As a leading consulting firm with more than 1,700 employees and more than 70 nationalities in Luxembourg, we know that our strength and capability come from our people, their experiences, culture and backgrounds.
KPMG Luxembourg is looking for forward-thinking and passionate people to make a difference to our clients, people and communities.
To support our growth, we are currently seeking for a GRC Expert.You will manage Information Security Risk and the Compliance program.
Also, you will work with cross-functional teams and interface with third parties to support compliance and risk management activities.
Compliance and Risk Management Leadership
Develop, implement and administer technical security standards, as well as a suite of security services and tools to address and mitigate security risk.
Coordinate the treatment of non-conformity with, and exceptions to, the Information Security Policy, norms and laws (ISO27001, GDPR).
Address technical policy, compliance and regulatory issues.
Provide efficient contract reviews.
Contribute to the Firm’s RFP submission processes in the Security related sections of those processes.
Stay abreast of regulatory and norm changes affecting KPMG Business and information Security (in particular ISO27000 series and GDPR).
Governance and Project Leadership
Develop a risk decision framework to help understand critical areas.
Work with Information Security Officer, NITSO and QRMP to build cohesive security and compliance programs.
Establish Risk Management Framework Processes and Tools.

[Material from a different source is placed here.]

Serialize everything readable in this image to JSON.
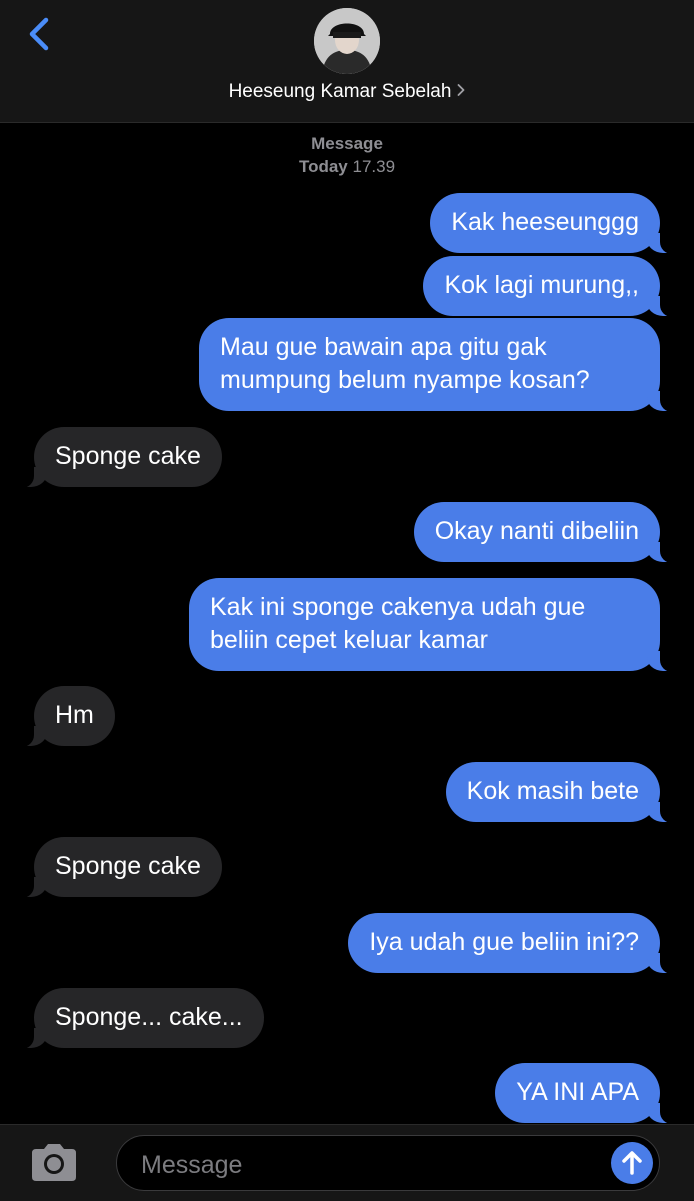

Coordinate and perform the assessment and analysis of information security risks and monitors compliance with security standards and appropriate policies.
The ideal candidate
Master level or equivalent in IT specialty in Information Security.
At least 6 years of experience with information security concepts and practices with at least 2 years in a Compliance and / or Information Security Risk Management.
Experience implementing ISMS frameworks in relation to ISO 27001.
Experience with Information Security Risk Management Framework (ISO27005) and Tools.
Knowledge of IT Domain (Infrastructure, software development and Data protection).
ISO27001 Lead Implementer, ISO27005 Risk manager certification.
Project management skills.
CISSP, CISM or similar certifications could be an important asset.
English and French are mandatory. Any other languages are considered an asset.
Details and results oriented.
Strong writing skills.
Strong organizational, multi-tasking, and time management skills.
Ability to speak and communicate effectively and in diplomatic manner across all levels of the organization.
Good influencing and negotiation skills.
Ability to work independently and within a team.
Business / client oriented.
Interested?If your profile fits the above description, send us your CV and cover letter.By submitting your resume and application information, you authorize KPMG to transmit and store your information in the KPMG recruitment database, and to circulate that information as necessary for the purpose of evaluating your qualifications for this or other job vacancies.
KPMG is an equal opportunities employer. We believe passionately that employing a diverse workforce is central to our success.
Our recruiting decisions are based on your experience and skills.